Late-onset FGR is easy to miss clinically because of its insidious onset and mild symptoms. This study showed that a combined model, including maternal characteristics and second-trimester ultrasonographic parameters, was able to predict 52.6% of cases of late-onset FGR. On the other hand, we found no associations among assisted conception, previous stillbirth, an adverse obstetrical history, the hemoglobin level and late-onset FGR, which was inconsistent with the findings of other studies [10, 11, 21].
The detection rate for late-onset FGR was 52.6%, which is slightly lower than the DR of 59.6% reported by A. Sotiriadis et al[10] and the DR of 64% reported by J. Miranda et al[13] when using maternal characteristics and third-trimester EFW percentiles. F. Crovetto et al[14] used a combination of maternal risk factors, the first-trimester MAP, the mean UtA-PI and the soluble Fms-like tyrosine kinase-1 (sFlt-1)/placental growth factor (PLGF) ratio and detected 66% of cases of late-onset FGR, at a 10% FPR. These combined models were capable of detecting late-onset FGR more frequently or earlier. However, the application of UtA-PI, PLGF and sFlt-1 may be clinically difficult since these tests are not a component of routine prenatal care. The combined use of maternal factors and second-trimester markers in our study could achieve similar outcomes, and the data were from the default test for chromosomal abnormalities and fetal growth monitoring, making the model simpler, cheaper and easier to apply in local hospitals.

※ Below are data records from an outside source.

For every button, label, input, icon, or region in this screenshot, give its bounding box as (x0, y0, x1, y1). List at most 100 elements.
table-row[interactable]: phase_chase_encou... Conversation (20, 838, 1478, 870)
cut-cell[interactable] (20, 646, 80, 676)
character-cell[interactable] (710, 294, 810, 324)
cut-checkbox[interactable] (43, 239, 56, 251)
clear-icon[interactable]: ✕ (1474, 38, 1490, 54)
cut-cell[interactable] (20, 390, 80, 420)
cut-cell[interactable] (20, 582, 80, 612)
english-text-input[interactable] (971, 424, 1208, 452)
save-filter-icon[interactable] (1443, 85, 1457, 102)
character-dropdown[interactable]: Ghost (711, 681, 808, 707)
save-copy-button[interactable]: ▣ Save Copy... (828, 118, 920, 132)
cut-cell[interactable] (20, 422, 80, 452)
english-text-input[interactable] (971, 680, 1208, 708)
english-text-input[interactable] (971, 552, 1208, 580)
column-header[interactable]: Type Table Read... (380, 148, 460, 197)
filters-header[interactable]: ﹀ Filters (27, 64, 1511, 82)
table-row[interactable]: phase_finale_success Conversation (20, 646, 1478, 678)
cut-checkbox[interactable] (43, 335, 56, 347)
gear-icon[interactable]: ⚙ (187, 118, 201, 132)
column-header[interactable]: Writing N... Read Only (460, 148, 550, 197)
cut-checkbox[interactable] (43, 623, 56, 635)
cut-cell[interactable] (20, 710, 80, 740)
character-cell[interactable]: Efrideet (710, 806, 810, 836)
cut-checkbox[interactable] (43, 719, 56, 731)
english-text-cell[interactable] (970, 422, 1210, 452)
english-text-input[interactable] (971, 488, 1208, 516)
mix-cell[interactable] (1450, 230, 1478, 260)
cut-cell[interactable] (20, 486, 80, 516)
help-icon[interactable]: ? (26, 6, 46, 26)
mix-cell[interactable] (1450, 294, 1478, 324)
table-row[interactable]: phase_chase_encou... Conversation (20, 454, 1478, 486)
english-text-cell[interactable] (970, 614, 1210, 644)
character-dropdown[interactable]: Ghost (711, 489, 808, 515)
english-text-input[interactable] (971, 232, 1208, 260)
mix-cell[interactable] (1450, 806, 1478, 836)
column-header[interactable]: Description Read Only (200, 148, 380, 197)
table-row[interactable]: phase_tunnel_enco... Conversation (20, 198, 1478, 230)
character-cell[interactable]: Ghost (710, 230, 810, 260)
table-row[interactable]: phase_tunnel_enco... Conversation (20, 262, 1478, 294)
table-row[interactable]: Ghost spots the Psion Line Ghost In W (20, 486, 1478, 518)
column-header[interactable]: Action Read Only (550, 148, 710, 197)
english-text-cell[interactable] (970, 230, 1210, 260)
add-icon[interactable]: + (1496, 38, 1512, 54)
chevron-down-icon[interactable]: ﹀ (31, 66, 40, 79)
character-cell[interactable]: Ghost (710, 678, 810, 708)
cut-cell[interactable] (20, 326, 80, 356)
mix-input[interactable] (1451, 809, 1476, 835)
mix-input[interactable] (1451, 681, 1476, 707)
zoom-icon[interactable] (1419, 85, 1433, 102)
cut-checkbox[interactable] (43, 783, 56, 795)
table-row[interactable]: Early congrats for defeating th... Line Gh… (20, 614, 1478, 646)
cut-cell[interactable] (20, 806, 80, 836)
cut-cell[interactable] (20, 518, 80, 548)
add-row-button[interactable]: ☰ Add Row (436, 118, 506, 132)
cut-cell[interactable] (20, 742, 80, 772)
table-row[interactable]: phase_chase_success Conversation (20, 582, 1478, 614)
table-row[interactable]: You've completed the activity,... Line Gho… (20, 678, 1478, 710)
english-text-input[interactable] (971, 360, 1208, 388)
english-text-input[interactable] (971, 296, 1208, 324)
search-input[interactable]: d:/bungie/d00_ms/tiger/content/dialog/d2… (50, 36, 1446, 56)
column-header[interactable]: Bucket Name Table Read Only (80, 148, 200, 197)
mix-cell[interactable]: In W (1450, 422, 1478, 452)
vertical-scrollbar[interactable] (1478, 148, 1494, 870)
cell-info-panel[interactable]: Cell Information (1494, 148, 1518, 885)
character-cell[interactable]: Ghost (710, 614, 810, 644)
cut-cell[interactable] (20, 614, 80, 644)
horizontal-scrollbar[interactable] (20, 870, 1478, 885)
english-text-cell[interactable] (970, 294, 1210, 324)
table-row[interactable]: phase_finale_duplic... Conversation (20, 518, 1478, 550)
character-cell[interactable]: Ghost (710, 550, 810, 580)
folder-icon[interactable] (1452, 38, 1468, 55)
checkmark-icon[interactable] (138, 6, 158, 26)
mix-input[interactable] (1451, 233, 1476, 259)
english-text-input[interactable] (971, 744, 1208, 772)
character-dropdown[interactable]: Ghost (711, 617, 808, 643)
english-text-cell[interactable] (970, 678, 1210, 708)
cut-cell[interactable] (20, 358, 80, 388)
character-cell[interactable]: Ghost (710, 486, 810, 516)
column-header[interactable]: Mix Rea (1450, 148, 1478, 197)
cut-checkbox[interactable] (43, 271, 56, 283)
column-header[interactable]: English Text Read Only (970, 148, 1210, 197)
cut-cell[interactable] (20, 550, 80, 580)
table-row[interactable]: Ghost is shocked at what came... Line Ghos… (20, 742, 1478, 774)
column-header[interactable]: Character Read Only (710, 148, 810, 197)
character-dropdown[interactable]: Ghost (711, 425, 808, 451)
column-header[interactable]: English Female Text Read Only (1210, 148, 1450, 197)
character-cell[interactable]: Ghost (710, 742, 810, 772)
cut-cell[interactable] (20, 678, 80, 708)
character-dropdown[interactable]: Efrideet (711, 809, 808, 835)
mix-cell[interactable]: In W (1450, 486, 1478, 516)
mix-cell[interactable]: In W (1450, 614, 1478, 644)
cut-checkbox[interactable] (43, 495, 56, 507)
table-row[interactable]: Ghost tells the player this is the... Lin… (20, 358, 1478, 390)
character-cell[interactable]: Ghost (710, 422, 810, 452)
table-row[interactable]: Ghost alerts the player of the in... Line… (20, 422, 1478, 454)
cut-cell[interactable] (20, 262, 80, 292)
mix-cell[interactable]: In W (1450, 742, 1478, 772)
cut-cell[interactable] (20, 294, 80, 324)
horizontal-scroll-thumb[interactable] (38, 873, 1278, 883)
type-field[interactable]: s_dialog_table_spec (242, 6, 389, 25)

Additionally, it is noteworthy that the addition of the EFW Z-score increased the DR from 30.1–52.6%, highlighting the importance of the EFW in the prediction of late-onset FGR. Similarly, a recent study that included 30,849 singleton pregnancies found that a screening approach that combined the maternal characteristics and history with the EFW Z-score increased the DR from 30–80% for SGA neonates that were delivered within < 5 weeks of assessment, with a FPR of 10%[22]. The third-trimester customized estimated fetal weight percentiles could moderately predict FGR[23]. The EFW is objectively measured and not affected by ethnicity, so it is necessary to define its role in the clinical management of the prediction of late-onset FGR in pregnancy. However, some women are not routinely scanned in late pregnancy but are selected for third-trimester ultrasonography based on prepregnancy factors and serial measurements of the symphyseal-fundal height [24, 25]. This approach identifies only a few SGA babies, whereas a large proportion of pregnant women who are at increased risk for delivering babies with late-onset FGR cannot be detected. Thus, it is important to routinely monitor fetal growth by ultrasonic examination during pregnancy.
The strength of the study is the large number of pregnant women receiving routine care in a well-defined gestational-age range that is widely used for screening chromosomal defects and for assessments of fetal anatomy and growth. The screening markers were default tests from routine care, which makes the model very convenient and cheap. In China and other countries with inadequate medical resources, this model can significantly save time and reduce economic costs.
However, we acknowledge that there were some limitations in our study. First, given the nature of the retrospective design, data pertaining to many meaningful parameters, such as previous history of FGR, UtA-PI, PLGF and sFlt-1, which have high contributions to the prediction of FGR[13, 14, 26], were unavailable in the present study; otherwise, the detection rate would have been higher. Thus, we attempt to add the test of UtA-PI in pregnant women from the first trimester throughout the third trimester to further improve the detection rate of late FGR. In addition, nearly all participants reported no tobacco use or alcohol use, preventing us from controlling for differences in smoking or alcohol use.